En tout état de cause, cette préfiguration constitue bien pour vous tous la préparation de vos futurs contrats, sur la base d'éléments probants et solides. L'enjeu est donc fort pour chacun de vos sites. Cette expérimentation grandeur nature n'a finalement le terme d'expérimentation que pour les autres territoires qui en attendront les conclusions.
Car dans la représentativité géographique de vos sites et des réalités sociales différentes auxquelles vous êtes confrontés, Dans vos appréhensions différenciées de la politique de la ville, Dans les obstacles rencontrés et les dysfonctionnements constatés aussi, Vous êtes représentatifs de la politique de la ville dans toute sa diversité et sa complexité.

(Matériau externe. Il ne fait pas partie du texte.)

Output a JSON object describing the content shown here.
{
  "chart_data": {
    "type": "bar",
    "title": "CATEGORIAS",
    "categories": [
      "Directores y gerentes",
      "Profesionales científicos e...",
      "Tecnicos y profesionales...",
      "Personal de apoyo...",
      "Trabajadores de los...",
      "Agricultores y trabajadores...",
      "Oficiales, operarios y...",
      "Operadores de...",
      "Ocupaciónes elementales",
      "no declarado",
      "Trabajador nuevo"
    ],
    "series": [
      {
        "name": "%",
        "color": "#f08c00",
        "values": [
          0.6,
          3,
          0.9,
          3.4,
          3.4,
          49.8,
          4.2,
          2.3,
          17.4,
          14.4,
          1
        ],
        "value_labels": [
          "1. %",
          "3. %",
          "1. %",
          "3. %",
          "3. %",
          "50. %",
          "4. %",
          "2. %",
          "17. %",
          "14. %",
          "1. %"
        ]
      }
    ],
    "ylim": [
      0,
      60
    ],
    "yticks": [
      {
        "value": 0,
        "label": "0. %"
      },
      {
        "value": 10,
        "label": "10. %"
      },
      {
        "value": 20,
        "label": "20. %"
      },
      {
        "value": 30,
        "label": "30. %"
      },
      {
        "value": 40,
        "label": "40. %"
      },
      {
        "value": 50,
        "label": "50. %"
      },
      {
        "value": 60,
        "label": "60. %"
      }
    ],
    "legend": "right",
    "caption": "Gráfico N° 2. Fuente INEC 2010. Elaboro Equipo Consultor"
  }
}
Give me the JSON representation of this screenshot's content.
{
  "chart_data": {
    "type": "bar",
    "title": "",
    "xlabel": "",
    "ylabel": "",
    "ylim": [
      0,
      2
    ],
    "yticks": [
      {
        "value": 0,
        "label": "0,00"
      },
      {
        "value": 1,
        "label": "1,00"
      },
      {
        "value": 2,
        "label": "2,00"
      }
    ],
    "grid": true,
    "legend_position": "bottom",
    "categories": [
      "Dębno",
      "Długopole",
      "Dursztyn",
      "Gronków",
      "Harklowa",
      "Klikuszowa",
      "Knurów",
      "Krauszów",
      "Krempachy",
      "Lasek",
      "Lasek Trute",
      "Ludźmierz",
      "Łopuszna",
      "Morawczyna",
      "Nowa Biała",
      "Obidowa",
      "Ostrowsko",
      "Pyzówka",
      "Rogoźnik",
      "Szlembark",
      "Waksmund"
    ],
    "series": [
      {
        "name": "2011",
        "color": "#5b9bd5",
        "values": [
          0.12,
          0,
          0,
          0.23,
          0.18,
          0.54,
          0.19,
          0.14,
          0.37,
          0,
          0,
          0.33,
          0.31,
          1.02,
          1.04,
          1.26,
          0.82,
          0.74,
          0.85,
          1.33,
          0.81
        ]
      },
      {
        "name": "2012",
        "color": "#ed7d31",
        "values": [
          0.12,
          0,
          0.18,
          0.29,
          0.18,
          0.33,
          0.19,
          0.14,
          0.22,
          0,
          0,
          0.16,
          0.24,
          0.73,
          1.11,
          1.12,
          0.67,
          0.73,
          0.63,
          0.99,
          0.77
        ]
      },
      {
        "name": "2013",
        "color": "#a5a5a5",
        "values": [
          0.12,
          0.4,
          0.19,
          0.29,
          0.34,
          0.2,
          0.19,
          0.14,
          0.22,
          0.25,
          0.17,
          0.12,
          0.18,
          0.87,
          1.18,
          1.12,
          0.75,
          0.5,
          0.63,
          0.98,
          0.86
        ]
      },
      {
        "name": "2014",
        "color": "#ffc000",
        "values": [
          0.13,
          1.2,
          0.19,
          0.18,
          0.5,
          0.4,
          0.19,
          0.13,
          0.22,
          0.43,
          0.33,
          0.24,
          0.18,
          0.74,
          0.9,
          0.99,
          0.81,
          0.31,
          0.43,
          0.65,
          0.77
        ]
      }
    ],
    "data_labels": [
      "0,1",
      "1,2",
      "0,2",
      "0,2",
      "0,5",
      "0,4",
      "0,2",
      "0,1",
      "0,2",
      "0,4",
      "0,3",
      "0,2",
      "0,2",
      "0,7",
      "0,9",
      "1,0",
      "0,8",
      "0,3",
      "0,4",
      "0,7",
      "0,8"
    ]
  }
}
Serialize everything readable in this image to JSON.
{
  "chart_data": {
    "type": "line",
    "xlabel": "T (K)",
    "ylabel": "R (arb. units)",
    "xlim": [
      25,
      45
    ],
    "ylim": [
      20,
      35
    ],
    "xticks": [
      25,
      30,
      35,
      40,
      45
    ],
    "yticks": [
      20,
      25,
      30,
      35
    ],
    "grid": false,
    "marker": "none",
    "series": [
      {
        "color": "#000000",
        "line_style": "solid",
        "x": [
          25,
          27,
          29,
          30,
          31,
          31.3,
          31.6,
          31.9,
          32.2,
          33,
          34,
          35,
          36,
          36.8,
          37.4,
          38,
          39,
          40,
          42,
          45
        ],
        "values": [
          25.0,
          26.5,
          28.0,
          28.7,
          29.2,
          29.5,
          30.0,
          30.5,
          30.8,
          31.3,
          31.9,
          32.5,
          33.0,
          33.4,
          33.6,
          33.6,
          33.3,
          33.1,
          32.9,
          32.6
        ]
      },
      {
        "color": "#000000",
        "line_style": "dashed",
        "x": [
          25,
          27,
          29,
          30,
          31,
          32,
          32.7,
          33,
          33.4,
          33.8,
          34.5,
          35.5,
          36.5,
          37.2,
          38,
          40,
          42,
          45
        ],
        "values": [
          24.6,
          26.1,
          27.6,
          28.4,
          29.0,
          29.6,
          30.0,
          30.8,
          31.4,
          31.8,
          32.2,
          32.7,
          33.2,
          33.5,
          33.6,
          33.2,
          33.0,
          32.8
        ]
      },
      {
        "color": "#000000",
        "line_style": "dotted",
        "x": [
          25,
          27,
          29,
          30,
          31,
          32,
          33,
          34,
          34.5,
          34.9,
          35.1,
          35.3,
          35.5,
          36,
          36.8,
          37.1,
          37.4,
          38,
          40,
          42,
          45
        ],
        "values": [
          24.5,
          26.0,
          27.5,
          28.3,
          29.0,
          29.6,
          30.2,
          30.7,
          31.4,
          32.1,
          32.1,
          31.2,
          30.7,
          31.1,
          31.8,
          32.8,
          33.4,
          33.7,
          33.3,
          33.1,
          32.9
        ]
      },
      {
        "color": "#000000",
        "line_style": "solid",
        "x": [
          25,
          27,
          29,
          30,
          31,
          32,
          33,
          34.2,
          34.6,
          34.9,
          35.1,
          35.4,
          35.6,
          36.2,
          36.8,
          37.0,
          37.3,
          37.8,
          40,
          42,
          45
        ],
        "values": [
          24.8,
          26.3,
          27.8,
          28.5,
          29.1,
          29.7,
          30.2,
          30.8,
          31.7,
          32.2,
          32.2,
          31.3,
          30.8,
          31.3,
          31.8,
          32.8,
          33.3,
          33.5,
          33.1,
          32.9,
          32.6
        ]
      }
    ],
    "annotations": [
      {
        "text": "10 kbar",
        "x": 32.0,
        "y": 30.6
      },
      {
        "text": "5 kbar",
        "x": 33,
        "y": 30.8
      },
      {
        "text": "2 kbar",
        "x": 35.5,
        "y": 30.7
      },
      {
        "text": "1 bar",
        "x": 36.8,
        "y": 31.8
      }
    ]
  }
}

L'exercice pourrait n'être que de style. Il n'en est rien. En qualité de sites pilotes, vous allez impulser cette nouvelle génération de contrats, donner la mesure de l'ambition de cette réforme de la politique de la ville.
Je vous remercie d'avoir accepté cette responsabilité. Et je vous remercie pour votre implication collective dans cette démarche totalement inédite sur la forme comme sur le fond.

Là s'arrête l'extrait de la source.